I read the articles and often go to the Province of Quebec. Quebec has always had financial problems and the people there are not among the richest Canadians.

Apparently the Provencal government has turned a little to the right and is increasing university tuition at a higher rate that seems unfair to the students. They are doing the same thing in Pennsylvania. Apparently the right feels that too many poor people are getting higher education so they’re raising tuition to keep out the riffraff. That is happening in my state of Pennsylvania. Support for state universities has been severely cut. So has funding of public education.

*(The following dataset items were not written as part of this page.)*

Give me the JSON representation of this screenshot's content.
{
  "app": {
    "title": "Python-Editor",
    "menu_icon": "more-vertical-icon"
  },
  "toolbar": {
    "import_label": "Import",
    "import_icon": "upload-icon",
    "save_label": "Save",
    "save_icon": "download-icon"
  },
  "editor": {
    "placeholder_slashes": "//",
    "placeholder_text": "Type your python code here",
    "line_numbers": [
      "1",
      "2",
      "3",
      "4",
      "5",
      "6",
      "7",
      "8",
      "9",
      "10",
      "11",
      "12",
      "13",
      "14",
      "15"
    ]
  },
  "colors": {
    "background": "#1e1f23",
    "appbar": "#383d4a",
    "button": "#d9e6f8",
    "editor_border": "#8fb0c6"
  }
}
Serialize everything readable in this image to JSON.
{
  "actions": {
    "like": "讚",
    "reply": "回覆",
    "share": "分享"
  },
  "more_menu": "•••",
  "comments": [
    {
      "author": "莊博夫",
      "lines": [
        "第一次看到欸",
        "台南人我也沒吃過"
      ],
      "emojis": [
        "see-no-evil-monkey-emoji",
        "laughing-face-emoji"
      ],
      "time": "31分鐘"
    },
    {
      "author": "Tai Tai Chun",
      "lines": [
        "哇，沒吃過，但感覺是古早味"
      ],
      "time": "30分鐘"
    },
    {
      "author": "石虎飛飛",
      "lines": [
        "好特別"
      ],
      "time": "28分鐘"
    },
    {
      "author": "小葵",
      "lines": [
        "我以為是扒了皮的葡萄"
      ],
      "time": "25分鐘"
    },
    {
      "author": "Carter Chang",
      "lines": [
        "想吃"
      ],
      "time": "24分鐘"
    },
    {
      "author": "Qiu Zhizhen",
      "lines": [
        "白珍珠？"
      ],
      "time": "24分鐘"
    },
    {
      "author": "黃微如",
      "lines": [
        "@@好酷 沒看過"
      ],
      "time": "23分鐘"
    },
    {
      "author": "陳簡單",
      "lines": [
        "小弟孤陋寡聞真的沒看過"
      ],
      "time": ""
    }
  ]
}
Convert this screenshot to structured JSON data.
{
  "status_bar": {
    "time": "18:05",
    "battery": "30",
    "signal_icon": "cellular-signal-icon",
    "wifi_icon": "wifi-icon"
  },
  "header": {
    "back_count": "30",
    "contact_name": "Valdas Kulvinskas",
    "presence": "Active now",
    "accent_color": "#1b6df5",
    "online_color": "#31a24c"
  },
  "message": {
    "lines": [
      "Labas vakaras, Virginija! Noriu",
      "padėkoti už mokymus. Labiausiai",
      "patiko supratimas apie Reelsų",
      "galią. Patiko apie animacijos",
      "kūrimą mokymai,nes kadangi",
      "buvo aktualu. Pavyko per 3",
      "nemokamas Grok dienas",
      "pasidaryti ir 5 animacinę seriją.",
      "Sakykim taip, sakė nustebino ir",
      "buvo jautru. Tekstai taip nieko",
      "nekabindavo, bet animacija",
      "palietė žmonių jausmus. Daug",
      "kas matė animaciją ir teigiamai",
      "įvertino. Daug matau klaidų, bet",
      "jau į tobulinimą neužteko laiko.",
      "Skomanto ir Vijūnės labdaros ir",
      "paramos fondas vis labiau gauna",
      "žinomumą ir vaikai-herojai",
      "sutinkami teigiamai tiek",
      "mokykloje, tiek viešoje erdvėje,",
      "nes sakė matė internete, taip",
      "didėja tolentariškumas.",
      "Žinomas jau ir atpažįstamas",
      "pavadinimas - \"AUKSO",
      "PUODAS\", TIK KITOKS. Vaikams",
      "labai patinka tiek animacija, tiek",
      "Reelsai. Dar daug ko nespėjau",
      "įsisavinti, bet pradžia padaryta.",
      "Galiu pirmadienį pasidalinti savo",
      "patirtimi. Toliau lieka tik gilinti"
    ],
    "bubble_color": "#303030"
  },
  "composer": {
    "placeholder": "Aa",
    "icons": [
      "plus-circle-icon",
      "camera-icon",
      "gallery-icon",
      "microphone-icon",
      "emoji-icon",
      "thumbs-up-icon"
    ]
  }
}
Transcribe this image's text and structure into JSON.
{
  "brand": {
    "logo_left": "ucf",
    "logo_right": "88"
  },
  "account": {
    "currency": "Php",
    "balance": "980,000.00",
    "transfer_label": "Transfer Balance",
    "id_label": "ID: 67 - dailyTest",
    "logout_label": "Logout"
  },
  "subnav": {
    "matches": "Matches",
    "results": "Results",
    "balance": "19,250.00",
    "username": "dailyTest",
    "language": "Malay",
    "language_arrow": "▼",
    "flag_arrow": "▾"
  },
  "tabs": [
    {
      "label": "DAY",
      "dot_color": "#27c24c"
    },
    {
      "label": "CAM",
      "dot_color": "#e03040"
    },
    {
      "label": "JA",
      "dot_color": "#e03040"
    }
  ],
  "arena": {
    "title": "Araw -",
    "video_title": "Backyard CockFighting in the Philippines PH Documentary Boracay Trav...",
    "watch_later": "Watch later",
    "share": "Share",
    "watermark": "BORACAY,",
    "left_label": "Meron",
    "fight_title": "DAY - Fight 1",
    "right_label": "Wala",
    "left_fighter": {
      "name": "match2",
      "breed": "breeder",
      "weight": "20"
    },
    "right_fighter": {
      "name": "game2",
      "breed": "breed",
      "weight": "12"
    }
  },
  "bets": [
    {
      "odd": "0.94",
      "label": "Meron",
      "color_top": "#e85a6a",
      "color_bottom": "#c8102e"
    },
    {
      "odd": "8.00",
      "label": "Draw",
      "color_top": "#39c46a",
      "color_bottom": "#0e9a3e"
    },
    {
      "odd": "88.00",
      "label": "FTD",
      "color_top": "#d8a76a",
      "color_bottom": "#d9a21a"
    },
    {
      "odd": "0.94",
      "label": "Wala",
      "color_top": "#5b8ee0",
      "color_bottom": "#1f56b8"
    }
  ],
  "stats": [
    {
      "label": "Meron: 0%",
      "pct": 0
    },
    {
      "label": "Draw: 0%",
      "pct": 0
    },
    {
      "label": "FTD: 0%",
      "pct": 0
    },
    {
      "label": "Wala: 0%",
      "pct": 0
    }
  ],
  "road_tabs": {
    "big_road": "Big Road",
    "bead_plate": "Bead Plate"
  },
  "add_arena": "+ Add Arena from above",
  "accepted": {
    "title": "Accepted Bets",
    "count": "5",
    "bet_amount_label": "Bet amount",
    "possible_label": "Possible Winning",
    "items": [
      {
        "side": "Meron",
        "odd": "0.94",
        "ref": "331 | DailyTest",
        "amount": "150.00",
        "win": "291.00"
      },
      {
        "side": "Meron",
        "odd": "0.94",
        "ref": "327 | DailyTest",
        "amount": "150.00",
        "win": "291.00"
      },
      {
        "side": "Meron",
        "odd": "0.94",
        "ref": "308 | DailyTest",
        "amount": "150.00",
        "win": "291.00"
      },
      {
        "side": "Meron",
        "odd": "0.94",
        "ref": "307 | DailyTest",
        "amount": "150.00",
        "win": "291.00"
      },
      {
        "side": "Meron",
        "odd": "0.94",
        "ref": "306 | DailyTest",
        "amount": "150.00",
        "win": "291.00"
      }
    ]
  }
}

Isn’t it strange that when the right wants to save money they cut the taxes to the rich and reduce educational availability for the rest of us?

flo's avatar

By the way read National Post’s Andrew Coyne, and Montreal Gazette’s Henri Aubin, Don Mcpherson’s analysis make sense. I haven’t read the latest ones though

But when it comes to the day to day facts it is not easy. The reporters say “the overwhelming number of students voted against” ....but then later on by accident we find out from the reporters ”weren’t even allowed in” by the students association to see the voting process. And they vote by show of hands? and it is only the 30 board of directors of the students associations who voted?
The whole thing is based on misinformation.

Someone was asking “why can’t food be free for everybody since it is a necessity? Meaning if the idea off making university education free for everybody makes sense to some, and it is not even a necessity, then…. (edit to remove)

flo's avatar

Here is one of the latest opinions. I’ll try and find some more.

flo's avatar

Part of Bill 78 says that the protesters give police 8 hours notice when their protest is taking place and the route so ambulances for one, can be notified. Supposedly this is “Draconian”. Is it?

lillycoyote's avatar

@flo, I really don’t know enough about this, and given that, perhaps I shouldn’t comment, but at least, according to this Wikipedia entry, there certainly seem to be portions of
Bill 78 that seem “draconian.”

Included in the provisions of the bill are stiff, daily fines for individuals or leaders, up to the possibility of $125,000, a day, fines being levied against a student or labor organization who conducts a demonstration deemed an offense under Bill 78

According to the provisions of the bill, any infraction against its prohibitions require offenders to pay fines, which are paid for each day of infraction. Those fines amount to $1,000—$5,000 for individuals, $7,000—$35,000 for student or union leaders, and $25,000—$125,000 per day for student or labor organizations. Fines are doubled for second and subsequent offences. Universities or institutions which do not comply with the provisions of Bill 78 are subject to the daily fees paid by student or labor organizations.

for example.

flo's avatar

@lillycoyote the students “leaders” were refusing denounce the smoke bombers (who happen to be students) in the subway who terrorized the population, or whoever throwing molotov cocktails into the ministers office. think that is why such high fines. And the labor unions throwing $$ at the student associations, might have added to it as well.
Some clips Here here here

But having to give the police the route and the date of the demo 8 hours in advance is the opposite of draconian.

But the whole goal is about selfishness anyway. The comfortable red square students want to share the taxpayers $ that should go to just to the needy students, isn’t that it? Only they claim it is about “all of us taking care of each other”.

I tried to find a clip where any student leader “called for calm” during the Victoriaville riots. You would think that is a clip to play during the news and and the clip to find on Youtube.